You know how you are rocking along, things are fine, all is well, you’re on cruise control, clicking off those personal goals and objectives, realizing those lofty ambitions, with the world on a string, sitting on a rainbow, smiling like a Cheshire cat in the cat bird’s seat, saying “Ain’t life grand,” when you hit the wall? You know how out of nowhere comes the news about the blockage, or the malignancy, or the job loss, or the divorce, or fill in the blank from your own life experience. You know how it is to be smashed between the eyes by life at its harshest and worst. You know how we can’t run far enough fast enough, and we just try to bury it, get busy, refocus, and refuse to think about the awful thing. That’s what it is like when chaos comes for a visit.
Life gives us things we don’t want, and we try our best to give them back, to give them away, to get rid of them any way we can through denial, diversion, distraction, evasion, escape, avoidance, addiction. We R-U-N-N-O-F-T any way we can, every way we can, every time we can. And we miss the blessing. Every time life whacks us a good one right in the chops, or plants a big, juicy wet one right on the kisser, the potential for a blessing exists, and we let it go because we are so busy trying to get back to normal, so busy trying to find the life we once had, so busy trying to bless ourselves by getting rid of the dreadful thing, whatever it is, and give ourselves what we want instead. It doesn’t work that way.
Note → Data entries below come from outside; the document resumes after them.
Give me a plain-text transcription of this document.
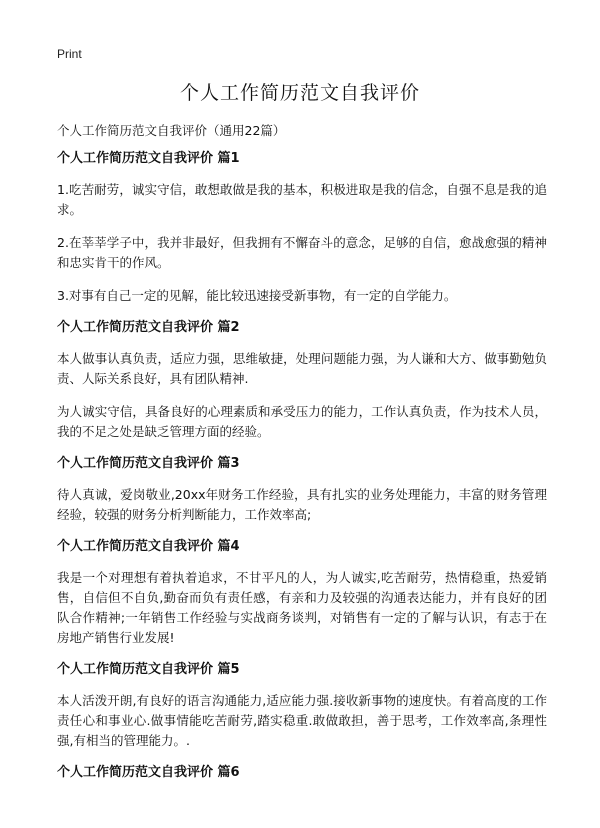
Print
个人工作简历范文自我评价

个人工作简历范文自我评价（通用22篇）

个人工作简历范文自我评价 篇1

1.吃苦耐劳，诚实守信，敢想敢做是我的基本，积极进取是我的信念，自强不息是我的追求。

2.在莘莘学子中，我并非最好，但我拥有不懈奋斗的意念，足够的自信，愈战愈强的精神和忠实肯干的作风。

3.对事有自己一定的见解，能比较迅速接受新事物，有一定的自学能力。

个人工作简历范文自我评价 篇2

本人做事认真负责，适应力强，思维敏捷，处理问题能力强，为人谦和大方、做事勤勉负责、人际关系良好，具有团队精神.

为人诚实守信，具备良好的心理素质和承受压力的能力，工作认真负责，作为技术人员，我的不足之处是缺乏管理方面的经验。

个人工作简历范文自我评价 篇3

待人真诚，爱岗敬业,20xx年财务工作经验，具有扎实的业务处理能力，丰富的财务管理经验，较强的财务分析判断能力，工作效率高;

个人工作简历范文自我评价 篇4

我是一个对理想有着执着追求，不甘平凡的人，为人诚实,吃苦耐劳，热情稳重，热爱销售，自信但不自负,勤奋而负有责任感，有亲和力及较强的沟通表达能力，并有良好的团队合作精神;一年销售工作经验与实战商务谈判，对销售有一定的了解与认识，有志于在房地产销售行业发展!

个人工作简历范文自我评价 篇5

本人活泼开朗,有良好的语言沟通能力,适应能力强.接收新事物的速度快。有着高度的工作责任心和事业心.做事情能吃苦耐劳,踏实稳重.敢做敢担，善于思考，工作效率高,条理性强,有相当的管理能力。.

个人工作简历范文自我评价 篇6
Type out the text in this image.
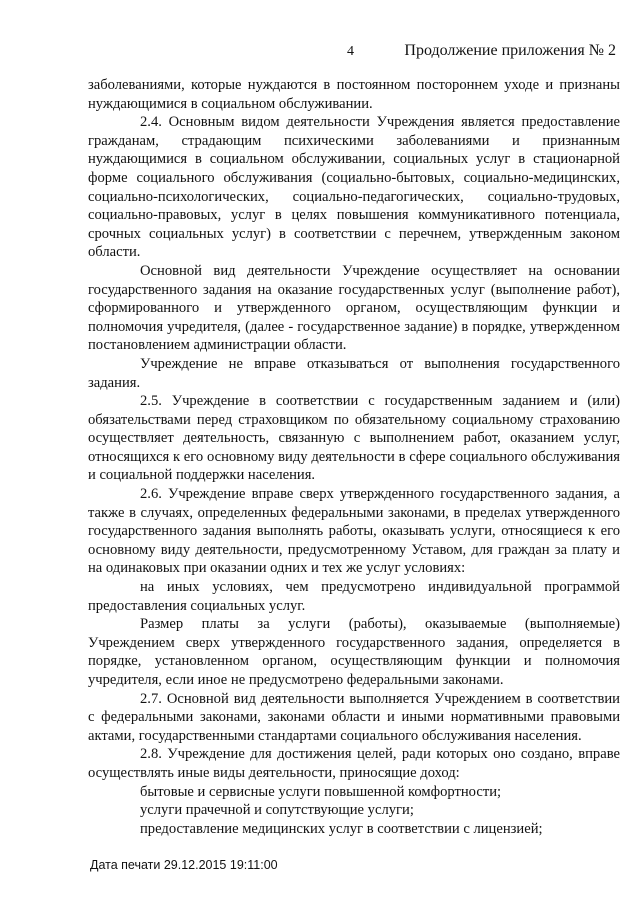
4	Продолжение приложения № 2

заболеваниями, которые нуждаются в постоянном постороннем уходе и признаны нуждающимися в социальном обслуживании.

2.4. Основным видом деятельности Учреждения является предоставление гражданам, страдающим психическими заболеваниями и признанным нуждающимися в социальном обслуживании, социальных услуг в стационарной форме социального обслуживания (социально-бытовых, социально-медицинских, социально-психологических, социально-педагогических, социально-трудовых, социально-правовых, услуг в целях повышения коммуникативного потенциала, срочных социальных услуг) в соответствии с перечнем, утвержденным законом области.

Основной вид деятельности Учреждение осуществляет на основании государственного задания на оказание государственных услуг (выполнение работ), сформированного и утвержденного органом, осуществляющим функции и полномочия учредителя, (далее - государственное задание) в порядке, утвержденном постановлением администрации области.

Учреждение не вправе отказываться от выполнения государственного задания.

2.5. Учреждение в соответствии с государственным заданием и (или) обязательствами перед страховщиком по обязательному социальному страхованию осуществляет деятельность, связанную с выполнением работ, оказанием услуг, относящихся к его основному виду деятельности в сфере социального обслуживания и социальной поддержки населения.

2.6. Учреждение вправе сверх утвержденного государственного задания, а также в случаях, определенных федеральными законами, в пределах утвержденного государственного задания выполнять работы, оказывать услуги, относящиеся к его основному виду деятельности, предусмотренному Уставом, для граждан за плату и на одинаковых при оказании одних и тех же услуг условиях:

на иных условиях, чем предусмотрено индивидуальной программой предоставления социальных услуг.

Размер платы за услуги (работы), оказываемые (выполняемые) Учреждением сверх утвержденного государственного задания, определяется в порядке, установленном органом, осуществляющим функции и полномочия учредителя, если иное не предусмотрено федеральными законами.

2.7. Основной вид деятельности выполняется Учреждением в соответствии с федеральными законами, законами области и иными нормативными правовыми актами, государственными стандартами социального обслуживания населения.

2.8. Учреждение для достижения целей, ради которых оно создано, вправе осуществлять иные виды деятельности, приносящие доход:

бытовые и сервисные услуги повышенной комфортности;

услуги прачечной и сопутствующие услуги;

предоставление медицинских услуг в соответствии с лицензией;

Дата печати 29.12.2015 19:11:00
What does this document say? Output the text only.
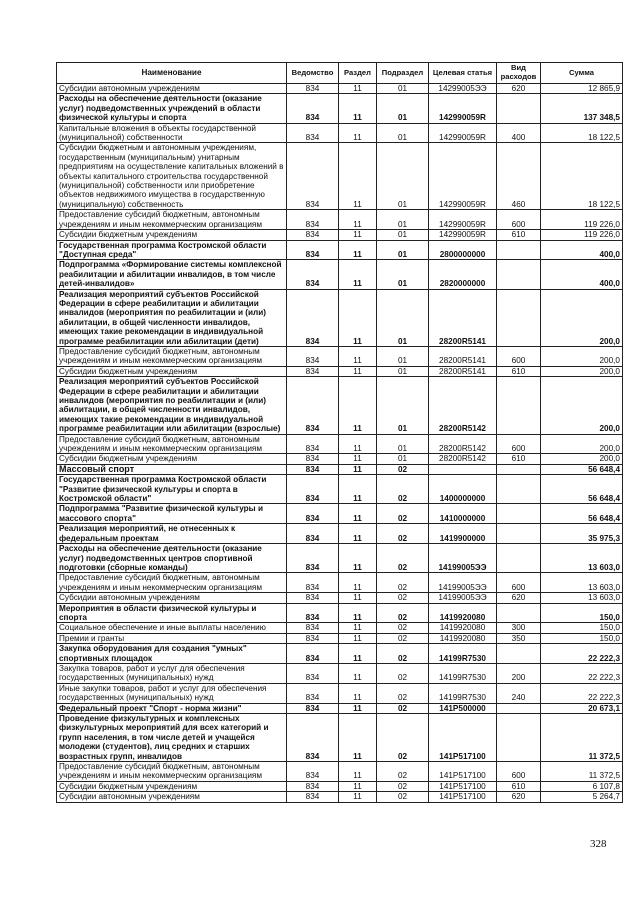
Наименование	Ведомство	Раздел	Подраздел	Целевая статья	Вид расходов	Сумма
Субсидии автономным учреждениям	834	11	01	14299005ЭЭ	620	12 865,9
Расходы на обеспечение деятельности (оказание услуг) подведомственных учреждений в области физической культуры и спорта	834	11	01	142990059R		137 348,5
Капитальные вложения в объекты государственной (муниципальной) собственности	834	11	01	142990059R	400	18 122,5
Субсидии бюджетным и автономным учреждениям, государственным (муниципальным) унитарным предприятиям на осуществление капитальных вложений в объекты капитального строительства государственной (муниципальной) собственности или приобретение объектов недвижимого имущества в государственную (муниципальную) собственность	834	11	01	142990059R	460	18 122,5
Предоставление субсидий бюджетным, автономным учреждениям и иным некоммерческим организациям	834	11	01	142990059R	600	119 226,0
Субсидии бюджетным учреждениям	834	11	01	142990059R	610	119 226,0
Государственная программа Костромской области "Доступная среда"	834	11	01	2800000000		400,0
Подпрограмма «Формирование системы комплексной реабилитации и абилитации инвалидов, в том числе детей-инвалидов»	834	11	01	2820000000		400,0
Реализация мероприятий субъектов Российской Федерации в сфере реабилитации и абилитации инвалидов (мероприятия по реабилитации и (или) абилитации, в общей численности инвалидов, имеющих такие рекомендации в индивидуальной программе реабилитации или абилитации (дети)	834	11	01	28200R5141		200,0
Предоставление субсидий бюджетным, автономным учреждениям и иным некоммерческим организациям	834	11	01	28200R5141	600	200,0
Субсидии бюджетным учреждениям	834	11	01	28200R5141	610	200,0
Реализация мероприятий субъектов Российской Федерации в сфере реабилитации и абилитации инвалидов (мероприятия по реабилитации и (или) абилитации, в общей численности инвалидов, имеющих такие рекомендации в индивидуальной программе реабилитации или абилитации (взрослые)	834	11	01	28200R5142		200,0
Предоставление субсидий бюджетным, автономным учреждениям и иным некоммерческим организациям	834	11	01	28200R5142	600	200,0
Субсидии бюджетным учреждениям	834	11	01	28200R5142	610	200,0
Массовый спорт	834	11	02			56 648,4
Государственная программа Костромской области "Развитие физической культуры и спорта в Костромской области"	834	11	02	1400000000		56 648,4
Подпрограмма "Развитие физической культуры и массового спорта"	834	11	02	1410000000		56 648,4
Реализация мероприятий, не отнесенных к федеральным проектам	834	11	02	1419900000		35 975,3
Расходы на обеспечение деятельности (оказание услуг) подведомственных центров спортивной подготовки (сборные команды)	834	11	02	14199005ЭЭ		13 603,0
Предоставление субсидий бюджетным, автономным учреждениям и иным некоммерческим организациям	834	11	02	14199005ЭЭ	600	13 603,0
Субсидии автономным учреждениям	834	11	02	14199005ЭЭ	620	13 603,0
Мероприятия в области физической культуры и спорта	834	11	02	1419920080		150,0
Социальное обеспечение и иные выплаты населению	834	11	02	1419920080	300	150,0
Премии и гранты	834	11	02	1419920080	350	150,0
Закупка оборудования для создания "умных" спортивных площадок	834	11	02	14199R7530		22 222,3
Закупка товаров, работ и услуг для обеспечения государственных (муниципальных) нужд	834	11	02	14199R7530	200	22 222,3
Иные закупки товаров, работ и услуг для обеспечения государственных (муниципальных) нужд	834	11	02	14199R7530	240	22 222,3
Федеральный проект "Спорт - норма жизни"	834	11	02	141P500000		20 673,1
Проведение физкультурных и комплексных физкультурных мероприятий для всех категорий и групп населения, в том числе детей и учащейся молодежи (студентов), лиц средних и старших возрастных групп, инвалидов	834	11	02	141P517100		11 372,5
Предоставление субсидий бюджетным, автономным учреждениям и иным некоммерческим организациям	834	11	02	141P517100	600	11 372,5
Субсидии бюджетным учреждениям	834	11	02	141P517100	610	6 107,8
Субсидии автономным учреждениям	834	11	02	141P517100	620	5 264,7
328
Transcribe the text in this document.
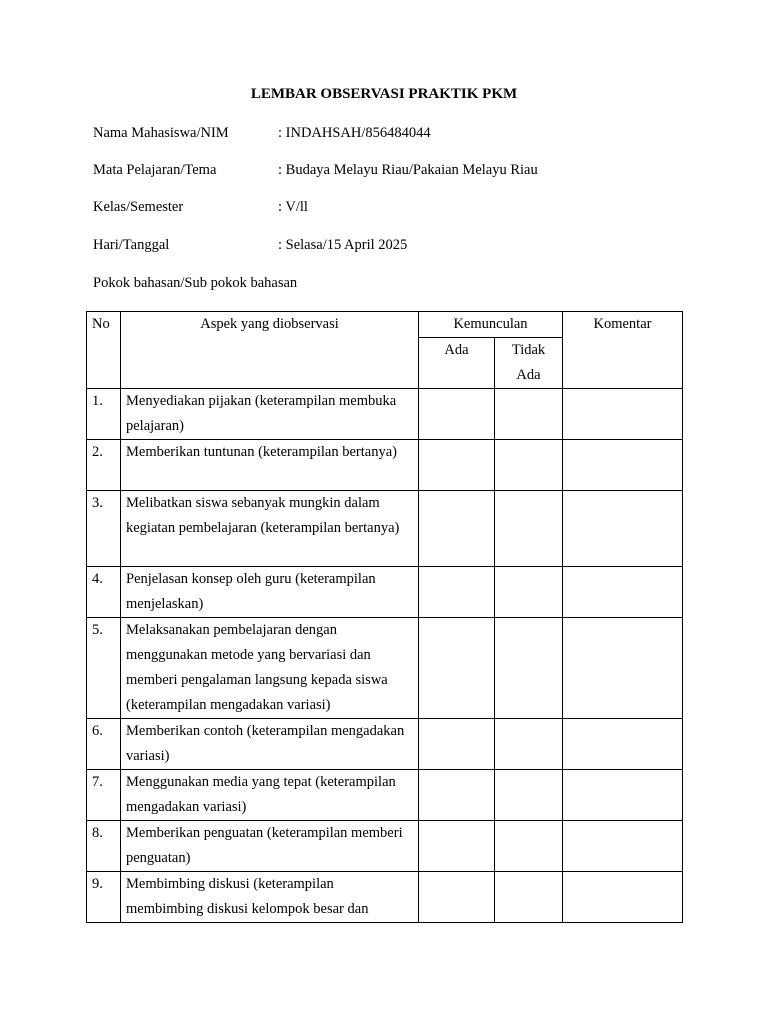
LEMBAR OBSERVASI PRAKTIK PKM
Nama Mahasiswa/NIM	: INDAHSAH/856484044
Mata Pelajaran/Tema	: Budaya Melayu Riau/Pakaian Melayu Riau
Kelas/Semester	: V/ll
Hari/Tanggal	: Selasa/15 April 2025
Pokok bahasan/Sub pokok bahasan
No	Aspek yang diobservasi	Kemunculan		Komentar
		Ada	Tidak
Ada	

1.	Menyediakan pijakan (keterampilan membuka pelajaran)			
2.	Memberikan tuntunan (keterampilan bertanya)			
3.	Melibatkan siswa sebanyak mungkin dalam kegiatan pembelajaran (keterampilan bertanya)			
4.	Penjelasan konsep oleh guru (keterampilan menjelaskan)			
5.	Melaksanakan pembelajaran dengan menggunakan metode yang bervariasi dan memberi pengalaman langsung kepada siswa (keterampilan mengadakan variasi)			
6.	Memberikan contoh (keterampilan mengadakan variasi)			
7.	Menggunakan media yang tepat (keterampilan mengadakan variasi)			
8.	Memberikan penguatan (keterampilan memberi penguatan)			
9.	Membimbing diskusi (keterampilan membimbing diskusi kelompok besar dan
We aren’t in control. We don’t drive this thing called life. It’s immune to our directives, ignores our orders, and whacks us a good one ( or a big juicy wet one) from time to time, right in the chops (or the kisser). When that happens, we have to remind ourselves of Jacob, and grab the thing, whatever it is, right back, and grind our face right into its face, look it squarely in its ugly red eye, and say something on the order of, “I’ve got you now you stinking angel of the Lord! And, I’m not letting you leave without the blessing!”
Sometimes, we have to work for our blessings. Sometimes we have to wade right into what looks to be completely devoid of blessings of any variety, and slog around in the slime, until we are sure we have extracted every bit of the good that is to be found there, and come away with the blessing it brings, after what may seem to be an endless struggle through the dark night of the soul.
And, this kind of work in the service of the blessing is made possible by being in the company of the right kind of others. We come to life in the company of those who are coming to life themselves.